Il reconnaît, néanmoins, les préoccupations actuelles liées à cette question. "La loi protège à la fois le patient et le médecin ; cependant, elle impose indéniablement une responsabilité considérable."
La Belgique connaît actuellement un afflux de demandes, dont beaucoup de patients internationaux, notamment ceux de France. "Nous pouvons refuser les demandes, car nous fonctionnons avec une clause de conscience. Néanmoins, la pression est de plus en plus forte", affirme-t-il. "Parfois, les patients ne répondent pas aux critères légaux et, dans certains cas, nous ne disposons pas de ressources suffisantes. "
Le rapport examine également les initiatives de l'Union européenne visant à normaliser les politiques d'euthanasie, en mettant en garde contre les litiges stratégiques, le lobbying et l'activisme transfrontalier pourraient compromettre la souveraineté nationale.
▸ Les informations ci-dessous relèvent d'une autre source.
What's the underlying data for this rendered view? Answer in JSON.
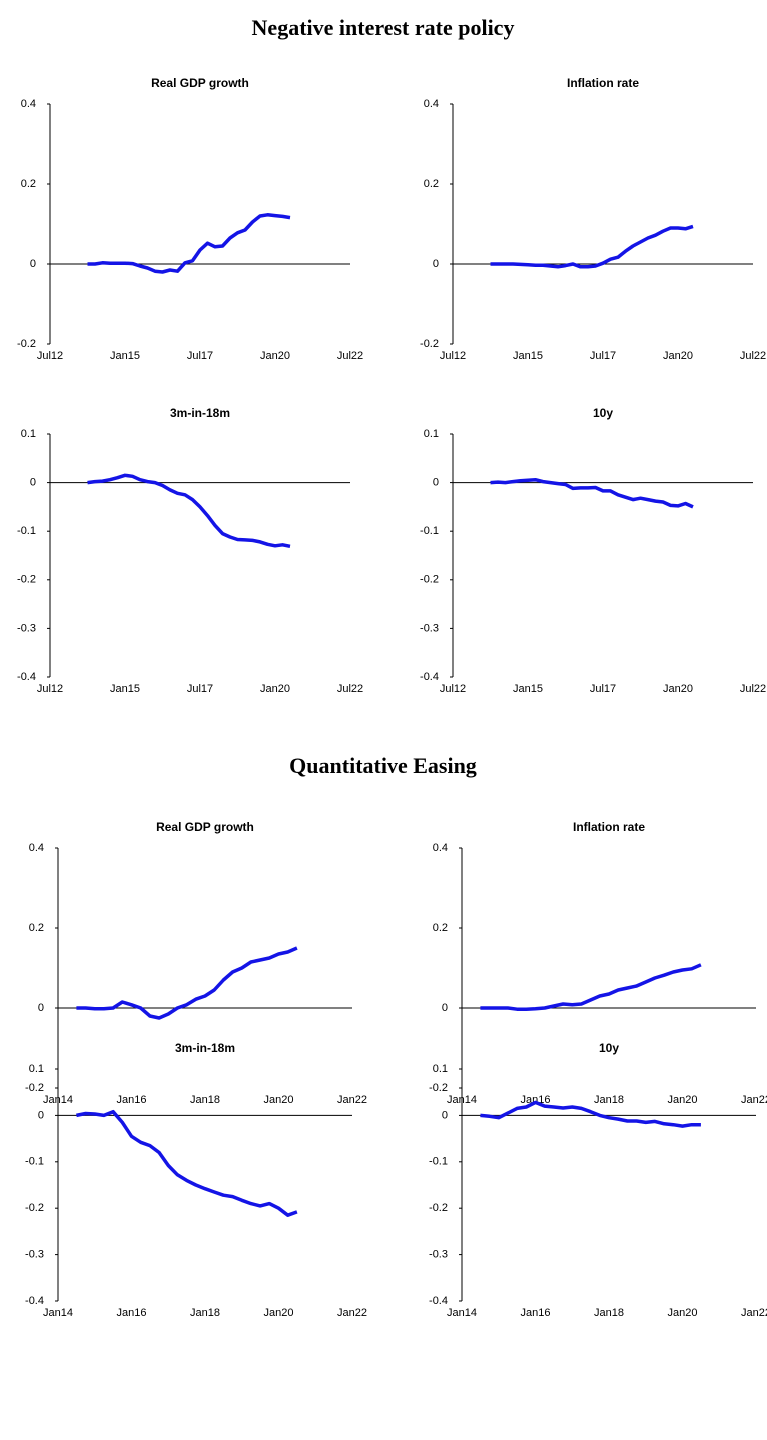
{
  "section_titles": [
    "Negative interest rate policy",
    "Quantitative Easing"
  ],
  "chart_data": [
    {
      "type": "line",
      "title": "Real GDP growth",
      "color": "#1414e6",
      "x": [
        "2013-10",
        "2014-01",
        "2014-04",
        "2014-07",
        "2014-10",
        "2015-01",
        "2015-04",
        "2015-07",
        "2015-10",
        "2016-01",
        "2016-04",
        "2016-07",
        "2016-10",
        "2017-01",
        "2017-04",
        "2017-07",
        "2017-10",
        "2018-01",
        "2018-04",
        "2018-07",
        "2018-10",
        "2019-01",
        "2019-04",
        "2019-07",
        "2019-10",
        "2020-01",
        "2020-04",
        "2020-07"
      ],
      "values": [
        0,
        0,
        0.003,
        0.002,
        0.002,
        0.002,
        0.001,
        -0.005,
        -0.01,
        -0.018,
        -0.02,
        -0.015,
        -0.018,
        0.003,
        0.008,
        0.035,
        0.052,
        0.043,
        0.045,
        0.065,
        0.078,
        0.085,
        0.105,
        0.12,
        0.123,
        0.121,
        0.119,
        0.116
      ],
      "xlim": [
        "2012-07",
        "2022-07"
      ],
      "xticks": [
        {
          "value": "2012-07",
          "label": "Jul12"
        },
        {
          "value": "2015-01",
          "label": "Jan15"
        },
        {
          "value": "2017-07",
          "label": "Jul17"
        },
        {
          "value": "2020-01",
          "label": "Jan20"
        },
        {
          "value": "2022-07",
          "label": "Jul22"
        }
      ],
      "ylim": [
        -0.2,
        0.4
      ],
      "yticks": [
        -0.2,
        0,
        0.2,
        0.4
      ]
    },
    {
      "type": "line",
      "title": "Inflation rate",
      "color": "#1414e6",
      "x": [
        "2013-10",
        "2014-01",
        "2014-04",
        "2014-07",
        "2014-10",
        "2015-01",
        "2015-04",
        "2015-07",
        "2015-10",
        "2016-01",
        "2016-04",
        "2016-07",
        "2016-10",
        "2017-01",
        "2017-04",
        "2017-07",
        "2017-10",
        "2018-01",
        "2018-04",
        "2018-07",
        "2018-10",
        "2019-01",
        "2019-04",
        "2019-07",
        "2019-10",
        "2020-01",
        "2020-04",
        "2020-07"
      ],
      "values": [
        0,
        0,
        0,
        0,
        -0.001,
        -0.002,
        -0.003,
        -0.003,
        -0.005,
        -0.007,
        -0.004,
        0,
        -0.007,
        -0.007,
        -0.005,
        0.002,
        0.012,
        0.017,
        0.032,
        0.045,
        0.055,
        0.065,
        0.072,
        0.082,
        0.09,
        0.09,
        0.088,
        0.094
      ],
      "xlim": [
        "2012-07",
        "2022-07"
      ],
      "xticks": [
        {
          "value": "2012-07",
          "label": "Jul12"
        },
        {
          "value": "2015-01",
          "label": "Jan15"
        },
        {
          "value": "2017-07",
          "label": "Jul17"
        },
        {
          "value": "2020-01",
          "label": "Jan20"
        },
        {
          "value": "2022-07",
          "label": "Jul22"
        }
      ],
      "ylim": [
        -0.2,
        0.4
      ],
      "yticks": [
        -0.2,
        0,
        0.2,
        0.4
      ]
    },
    {
      "type": "line",
      "title": "3m-in-18m",
      "color": "#1414e6",
      "x": [
        "2013-10",
        "2014-01",
        "2014-04",
        "2014-07",
        "2014-10",
        "2015-01",
        "2015-04",
        "2015-07",
        "2015-10",
        "2016-01",
        "2016-04",
        "2016-07",
        "2016-10",
        "2017-01",
        "2017-04",
        "2017-07",
        "2017-10",
        "2018-01",
        "2018-04",
        "2018-07",
        "2018-10",
        "2019-01",
        "2019-04",
        "2019-07",
        "2019-10",
        "2020-01",
        "2020-04",
        "2020-07"
      ],
      "values": [
        0,
        0.002,
        0.003,
        0.006,
        0.01,
        0.015,
        0.013,
        0.006,
        0.002,
        0,
        -0.006,
        -0.015,
        -0.022,
        -0.025,
        -0.035,
        -0.05,
        -0.068,
        -0.088,
        -0.105,
        -0.112,
        -0.117,
        -0.118,
        -0.119,
        -0.122,
        -0.127,
        -0.13,
        -0.128,
        -0.131
      ],
      "xlim": [
        "2012-07",
        "2022-07"
      ],
      "xticks": [
        {
          "value": "2012-07",
          "label": "Jul12"
        },
        {
          "value": "2015-01",
          "label": "Jan15"
        },
        {
          "value": "2017-07",
          "label": "Jul17"
        },
        {
          "value": "2020-01",
          "label": "Jan20"
        },
        {
          "value": "2022-07",
          "label": "Jul22"
        }
      ],
      "ylim": [
        -0.4,
        0.1
      ],
      "yticks": [
        -0.4,
        -0.3,
        -0.2,
        -0.1,
        0,
        0.1
      ]
    },
    {
      "type": "line",
      "title": "10y",
      "color": "#1414e6",
      "x": [
        "2013-10",
        "2014-01",
        "2014-04",
        "2014-07",
        "2014-10",
        "2015-01",
        "2015-04",
        "2015-07",
        "2015-10",
        "2016-01",
        "2016-04",
        "2016-07",
        "2016-10",
        "2017-01",
        "2017-04",
        "2017-07",
        "2017-10",
        "2018-01",
        "2018-04",
        "2018-07",
        "2018-10",
        "2019-01",
        "2019-04",
        "2019-07",
        "2019-10",
        "2020-01",
        "2020-04",
        "2020-07"
      ],
      "values": [
        0,
        0.001,
        0,
        0.002,
        0.004,
        0.005,
        0.006,
        0.002,
        0,
        -0.002,
        -0.004,
        -0.012,
        -0.011,
        -0.011,
        -0.01,
        -0.017,
        -0.017,
        -0.025,
        -0.03,
        -0.035,
        -0.032,
        -0.035,
        -0.038,
        -0.04,
        -0.047,
        -0.048,
        -0.043,
        -0.05
      ],
      "xlim": [
        "2012-07",
        "2022-07"
      ],
      "xticks": [
        {
          "value": "2012-07",
          "label": "Jul12"
        },
        {
          "value": "2015-01",
          "label": "Jan15"
        },
        {
          "value": "2017-07",
          "label": "Jul17"
        },
        {
          "value": "2020-01",
          "label": "Jan20"
        },
        {
          "value": "2022-07",
          "label": "Jul22"
        }
      ],
      "ylim": [
        -0.4,
        0.1
      ],
      "yticks": [
        -0.4,
        -0.3,
        -0.2,
        -0.1,
        0,
        0.1
      ]
    },
    {
      "type": "line",
      "title": "Real GDP growth",
      "color": "#1414e6",
      "x": [
        "2014-07",
        "2014-10",
        "2015-01",
        "2015-04",
        "2015-07",
        "2015-10",
        "2016-01",
        "2016-04",
        "2016-07",
        "2016-10",
        "2017-01",
        "2017-04",
        "2017-07",
        "2017-10",
        "2018-01",
        "2018-04",
        "2018-07",
        "2018-10",
        "2019-01",
        "2019-04",
        "2019-07",
        "2019-10",
        "2020-01",
        "2020-04",
        "2020-07"
      ],
      "values": [
        0,
        0,
        -0.002,
        -0.002,
        0,
        0.015,
        0.008,
        0,
        -0.02,
        -0.025,
        -0.015,
        0,
        0.008,
        0.022,
        0.03,
        0.045,
        0.07,
        0.09,
        0.1,
        0.115,
        0.12,
        0.125,
        0.135,
        0.14,
        0.15
      ],
      "xlim": [
        "2014-01",
        "2022-01"
      ],
      "xticks": [
        {
          "value": "2014-01",
          "label": "Jan14"
        },
        {
          "value": "2016-01",
          "label": "Jan16"
        },
        {
          "value": "2018-01",
          "label": "Jan18"
        },
        {
          "value": "2020-01",
          "label": "Jan20"
        },
        {
          "value": "2022-01",
          "label": "Jan22"
        }
      ],
      "ylim": [
        -0.2,
        0.4
      ],
      "yticks": [
        -0.2,
        0,
        0.2,
        0.4
      ]
    },
    {
      "type": "line",
      "title": "Inflation rate",
      "color": "#1414e6",
      "x": [
        "2014-07",
        "2014-10",
        "2015-01",
        "2015-04",
        "2015-07",
        "2015-10",
        "2016-01",
        "2016-04",
        "2016-07",
        "2016-10",
        "2017-01",
        "2017-04",
        "2017-07",
        "2017-10",
        "2018-01",
        "2018-04",
        "2018-07",
        "2018-10",
        "2019-01",
        "2019-04",
        "2019-07",
        "2019-10",
        "2020-01",
        "2020-04",
        "2020-07"
      ],
      "values": [
        0,
        0,
        0,
        0,
        -0.003,
        -0.003,
        -0.002,
        0,
        0.005,
        0.01,
        0.008,
        0.01,
        0.02,
        0.03,
        0.035,
        0.045,
        0.05,
        0.055,
        0.065,
        0.075,
        0.082,
        0.09,
        0.095,
        0.098,
        0.108
      ],
      "xlim": [
        "2014-01",
        "2022-01"
      ],
      "xticks": [
        {
          "value": "2014-01",
          "label": "Jan14"
        },
        {
          "value": "2016-01",
          "label": "Jan16"
        },
        {
          "value": "2018-01",
          "label": "Jan18"
        },
        {
          "value": "2020-01",
          "label": "Jan20"
        },
        {
          "value": "2022-01",
          "label": "Jan22"
        }
      ],
      "ylim": [
        -0.2,
        0.4
      ],
      "yticks": [
        -0.2,
        0,
        0.2,
        0.4
      ]
    },
    {
      "type": "line",
      "title": "3m-in-18m",
      "color": "#1414e6",
      "x": [
        "2014-07",
        "2014-10",
        "2015-01",
        "2015-04",
        "2015-07",
        "2015-10",
        "2016-01",
        "2016-04",
        "2016-07",
        "2016-10",
        "2017-01",
        "2017-04",
        "2017-07",
        "2017-10",
        "2018-01",
        "2018-04",
        "2018-07",
        "2018-10",
        "2019-01",
        "2019-04",
        "2019-07",
        "2019-10",
        "2020-01",
        "2020-04",
        "2020-07"
      ],
      "values": [
        0,
        0.004,
        0.003,
        0,
        0.008,
        -0.015,
        -0.045,
        -0.058,
        -0.065,
        -0.08,
        -0.108,
        -0.128,
        -0.14,
        -0.15,
        -0.158,
        -0.165,
        -0.172,
        -0.175,
        -0.183,
        -0.19,
        -0.195,
        -0.19,
        -0.2,
        -0.215,
        -0.208
      ],
      "xlim": [
        "2014-01",
        "2022-01"
      ],
      "xticks": [
        {
          "value": "2014-01",
          "label": "Jan14"
        },
        {
          "value": "2016-01",
          "label": "Jan16"
        },
        {
          "value": "2018-01",
          "label": "Jan18"
        },
        {
          "value": "2020-01",
          "label": "Jan20"
        },
        {
          "value": "2022-01",
          "label": "Jan22"
        }
      ],
      "ylim": [
        -0.4,
        0.1
      ],
      "yticks": [
        -0.4,
        -0.3,
        -0.2,
        -0.1,
        0,
        0.1
      ]
    },
    {
      "type": "line",
      "title": "10y",
      "color": "#1414e6",
      "x": [
        "2014-07",
        "2014-10",
        "2015-01",
        "2015-04",
        "2015-07",
        "2015-10",
        "2016-01",
        "2016-04",
        "2016-07",
        "2016-10",
        "2017-01",
        "2017-04",
        "2017-07",
        "2017-10",
        "2018-01",
        "2018-04",
        "2018-07",
        "2018-10",
        "2019-01",
        "2019-04",
        "2019-07",
        "2019-10",
        "2020-01",
        "2020-04",
        "2020-07"
      ],
      "values": [
        0,
        -0.002,
        -0.005,
        0.005,
        0.015,
        0.018,
        0.028,
        0.02,
        0.018,
        0.016,
        0.018,
        0.015,
        0.008,
        0,
        -0.005,
        -0.008,
        -0.012,
        -0.012,
        -0.015,
        -0.013,
        -0.018,
        -0.02,
        -0.023,
        -0.02,
        -0.02
      ],
      "xlim": [
        "2014-01",
        "2022-01"
      ],
      "xticks": [
        {
          "value": "2014-01",
          "label": "Jan14"
        },
        {
          "value": "2016-01",
          "label": "Jan16"
        },
        {
          "value": "2018-01",
          "label": "Jan18"
        },
        {
          "value": "2020-01",
          "label": "Jan20"
        },
        {
          "value": "2022-01",
          "label": "Jan22"
        }
      ],
      "ylim": [
        -0.4,
        0.1
      ],
      "yticks": [
        -0.4,
        -0.3,
        -0.2,
        -0.1,
        0,
        0.1
      ]
    }
  ]
}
Cette perspective reflète une appréhension croissante parmi les groupes conservateurs. De Locht affirme que les garanties belges sont solides et que les abus sont rares. La loi empêche également l'euthanasie clandestine, une pratique qui continue à persister en France (3000 cas par an, selon De Locht).
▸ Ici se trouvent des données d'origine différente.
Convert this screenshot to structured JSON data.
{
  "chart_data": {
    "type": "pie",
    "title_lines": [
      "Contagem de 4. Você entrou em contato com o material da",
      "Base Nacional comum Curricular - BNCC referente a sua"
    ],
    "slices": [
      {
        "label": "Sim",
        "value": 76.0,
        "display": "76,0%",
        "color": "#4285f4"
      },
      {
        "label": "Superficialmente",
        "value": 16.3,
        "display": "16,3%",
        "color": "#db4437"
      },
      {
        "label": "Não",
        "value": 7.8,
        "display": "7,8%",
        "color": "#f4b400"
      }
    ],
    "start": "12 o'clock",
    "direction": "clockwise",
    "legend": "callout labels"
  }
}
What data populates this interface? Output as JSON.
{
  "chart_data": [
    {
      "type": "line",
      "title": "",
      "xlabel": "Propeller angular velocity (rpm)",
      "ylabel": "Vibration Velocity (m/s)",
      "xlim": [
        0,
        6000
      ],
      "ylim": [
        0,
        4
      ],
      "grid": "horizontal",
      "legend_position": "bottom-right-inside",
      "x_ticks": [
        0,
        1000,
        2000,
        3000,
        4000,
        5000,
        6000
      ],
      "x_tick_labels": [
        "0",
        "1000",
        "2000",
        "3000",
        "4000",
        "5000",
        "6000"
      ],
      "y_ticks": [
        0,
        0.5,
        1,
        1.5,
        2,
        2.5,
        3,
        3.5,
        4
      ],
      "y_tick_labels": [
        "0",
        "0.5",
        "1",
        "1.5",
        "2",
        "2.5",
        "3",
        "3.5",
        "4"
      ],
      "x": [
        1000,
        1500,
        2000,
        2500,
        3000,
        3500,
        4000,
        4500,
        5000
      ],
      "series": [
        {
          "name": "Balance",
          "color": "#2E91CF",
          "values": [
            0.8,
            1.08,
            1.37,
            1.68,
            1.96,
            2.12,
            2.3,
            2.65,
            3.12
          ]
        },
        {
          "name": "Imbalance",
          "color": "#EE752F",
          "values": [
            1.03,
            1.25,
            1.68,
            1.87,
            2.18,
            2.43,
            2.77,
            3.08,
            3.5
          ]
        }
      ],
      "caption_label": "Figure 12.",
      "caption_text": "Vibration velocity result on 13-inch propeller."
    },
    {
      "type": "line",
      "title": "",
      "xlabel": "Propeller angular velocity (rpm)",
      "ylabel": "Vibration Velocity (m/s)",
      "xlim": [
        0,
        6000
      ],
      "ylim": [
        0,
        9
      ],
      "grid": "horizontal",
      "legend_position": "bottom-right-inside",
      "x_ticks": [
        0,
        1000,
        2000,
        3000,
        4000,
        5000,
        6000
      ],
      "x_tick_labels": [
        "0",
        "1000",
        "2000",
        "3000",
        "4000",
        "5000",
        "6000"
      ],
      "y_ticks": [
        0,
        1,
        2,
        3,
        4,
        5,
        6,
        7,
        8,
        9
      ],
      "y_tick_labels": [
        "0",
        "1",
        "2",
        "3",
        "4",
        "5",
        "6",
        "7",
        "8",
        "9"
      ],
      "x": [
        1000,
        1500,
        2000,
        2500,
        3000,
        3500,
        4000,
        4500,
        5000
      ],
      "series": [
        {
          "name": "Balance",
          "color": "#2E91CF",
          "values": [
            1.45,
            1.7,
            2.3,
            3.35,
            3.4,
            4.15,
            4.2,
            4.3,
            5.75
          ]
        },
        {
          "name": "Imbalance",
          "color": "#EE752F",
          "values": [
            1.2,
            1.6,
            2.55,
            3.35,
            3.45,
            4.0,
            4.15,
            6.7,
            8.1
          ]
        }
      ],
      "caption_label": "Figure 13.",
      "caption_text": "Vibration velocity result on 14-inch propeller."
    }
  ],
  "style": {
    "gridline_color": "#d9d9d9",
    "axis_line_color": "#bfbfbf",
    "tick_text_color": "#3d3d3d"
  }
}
"La décision d'interrompre un traitement de prolongation de la vie est distincte de l'euthanasie", a expliqué Frawley. "Refuser les soins n'est pas synonyme d'interruption active de la vie."
Cependant, ces discussions semblent souvent abstraites pour des familles comme celle des Rombouts. "Ma mère a fait son choix", affirme-t-elle. "Elle a affronté la mort avec courage et nous avons eu la chance de résider dans un pays où elle a pu exercer son autonomie. La controverse autour de l'euthanasie découle de son implication dans des thèmes universels : la peur de la souffrance, le poids de la perte et la question de savoir ce qu'est une mort digne.
"Il ne s'agit pas principalement de mettre fin à la vie", souligne De Locht. "Il s'agit plutôt de soulager la douleur de la manière la plus humaine possible, pour le patient et pour les soignants."